The true industrial nature of the building was only evident upon closer inspection, with machinery visible through the great rose window above the main entrance. Along with a carefully devised landscaping plan, the property resembled a beautiful park.
About This Place
About This Place
The Waterworks was one of the largest of Beverly Hills’ civic buildings at the time of its construction and was considered an innovative engineering marvel on the West Coast. Many referred the building as Beverly Hills’ Independence Hall for the role it played in allowing the city, with its own water source, to remain independent of Los Angeles.
The Waterworks Building served as Beverly Hills’ water treatment plant until 1976. Though proposed for demolition in the 1980s, the distinctive building was adaptively reused in 1991 by the Academy of Motion Picture Arts and Sciences as a library and film archive. It is known today as the Fairbanks Center for Motion Picture Study.
Our Position
From 1986, when the Waterworks Building became threatened to 1991, when the building reopened as the Fairbanks Center for Motion Picture Study, the Los Angeles Conservancy and the Friends of the Waterworks worked tirelessly to save this threatened Beverly Hills landmark.

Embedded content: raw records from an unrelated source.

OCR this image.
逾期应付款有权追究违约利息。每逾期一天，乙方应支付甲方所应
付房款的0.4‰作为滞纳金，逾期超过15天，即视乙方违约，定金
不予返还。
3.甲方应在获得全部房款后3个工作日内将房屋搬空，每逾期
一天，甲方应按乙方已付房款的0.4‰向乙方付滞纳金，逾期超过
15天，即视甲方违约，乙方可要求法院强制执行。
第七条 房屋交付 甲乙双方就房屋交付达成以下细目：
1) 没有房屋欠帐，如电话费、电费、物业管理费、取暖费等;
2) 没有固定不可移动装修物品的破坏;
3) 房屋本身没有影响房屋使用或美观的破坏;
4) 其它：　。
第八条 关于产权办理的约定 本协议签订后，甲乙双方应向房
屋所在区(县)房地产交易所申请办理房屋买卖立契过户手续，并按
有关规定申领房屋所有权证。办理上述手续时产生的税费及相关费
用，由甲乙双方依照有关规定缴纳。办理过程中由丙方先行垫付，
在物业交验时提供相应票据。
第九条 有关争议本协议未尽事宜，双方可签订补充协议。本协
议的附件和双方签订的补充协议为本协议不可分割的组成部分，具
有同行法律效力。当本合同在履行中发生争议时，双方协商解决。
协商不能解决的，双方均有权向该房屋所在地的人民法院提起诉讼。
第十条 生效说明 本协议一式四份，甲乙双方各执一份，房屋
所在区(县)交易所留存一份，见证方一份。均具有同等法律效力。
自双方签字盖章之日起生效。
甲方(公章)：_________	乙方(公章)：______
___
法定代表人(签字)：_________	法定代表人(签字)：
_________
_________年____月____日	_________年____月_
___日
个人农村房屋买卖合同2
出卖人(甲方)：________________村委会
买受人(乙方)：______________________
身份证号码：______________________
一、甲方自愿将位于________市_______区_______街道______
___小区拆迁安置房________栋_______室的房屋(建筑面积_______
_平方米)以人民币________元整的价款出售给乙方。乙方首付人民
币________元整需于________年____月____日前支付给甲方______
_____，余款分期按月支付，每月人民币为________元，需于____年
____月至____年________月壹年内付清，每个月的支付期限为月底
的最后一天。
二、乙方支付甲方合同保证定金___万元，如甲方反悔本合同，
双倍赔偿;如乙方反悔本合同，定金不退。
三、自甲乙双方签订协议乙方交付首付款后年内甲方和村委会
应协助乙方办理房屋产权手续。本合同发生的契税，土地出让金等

To successfully save the Waterworks Building, a new use and tenant were needed to rehabilitate the venerable structure, considered an engineering feat when completed in 1928. A lawsuit jointly filed by the Conservancy and Friends of the Waterworks blocked the demolition and gained more time for adaptive reuse proposals to be submitted.
The Academy of Motion Picture Arts and Sciences submitted a proposal to adaptively reuse the structure for their research library, which opened in 1991, following a $5 million rehabilitation. The effort to save the Waterworks Building demonstrated the importance of adaptive reuse in revitalizing historic structures whose original use is no longer viable.